Enterprise Architecture as Strategy

I wrote on this some time ago (see here) and now there is a short video of a presentation on a key concept of the book: the operating model.
An Operating Model offers a means or a framework for understanding and then describing a company’s way of doing business. Interesting information, but useful only if one intends to do something with it.

The model abstracts a business or enterprise to such a level to be useful only to senior executives and only if they buy into it. I’m not sure why they would need such a model and if they did would that say more about their failure to understand how their company works than as a tool for effective inquiry into the issues faced by an organization?

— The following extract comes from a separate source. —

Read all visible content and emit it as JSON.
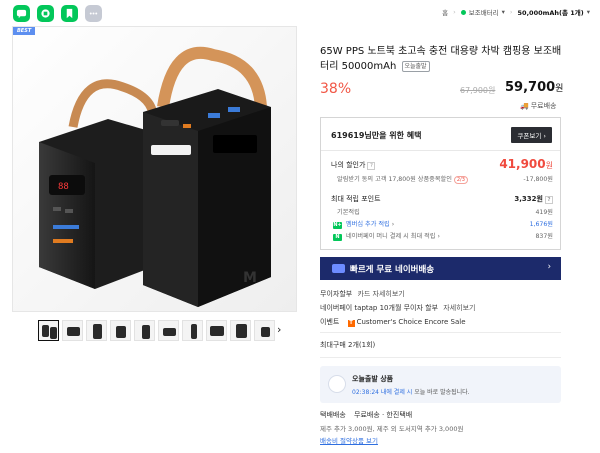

Yet if such a model was to be developed I suspect agreement would be proportional to the impact on individual scorecard objectives. Granted one might expect scorecard objectives to be aligned with the operating model (if there was one) but in reality those objectives would be aligned with financial or softer goals such as customer satisfaction.

It is scorecard objectives that would prescribe what the actual operating model is and I’m quite sure that these would be fully understood as executive income would be directly tied to it. Having the operating model written down is useful for posterity, auditors and government agencies that seem to want to make sure business is doing whatever it is they do properly. However the actual operating model is usually quite dynamic and responsive to market pressures so any documentation would be time-sensitive. In the worst case such a framework represents a straight jacket tying a business into ineffective and unresponsive processes and controls.
While some might find irony that the presenter selected Delta Airlines as an example, another interpretation is spending time on such efforts is completely misdirected and a manifestation of a general incompetents and lack of ability. This single instance of focusing on the useless may be only the tip of an iceberg of misdirected efforts rampant across the firm. May be companies that develop such pictures of their operating model feel that by doing so they have actually accomplished the tasks; are able to execute. It leaves them with a false sense of security that they know what they are doing. I suspect that companies that can actually execute effectively and know what they are doing don’t need the model.

That’s the real issue. A successful company, with a clear business vision, stated in an understandable and executable form doesn’t need to draw pictures. It needs good management to execute effectively, tight leadership to keep things on focus, strategic thinking to look out for what’s coming down the road and capable employees that can execute.

Drawing the picture is useful to communicate to those that are developing a support system and auditors to demonstrate you know what you’re doing. But unless it is actionable and it can form a basis for consistent decision making towards some goal it’s not strategy.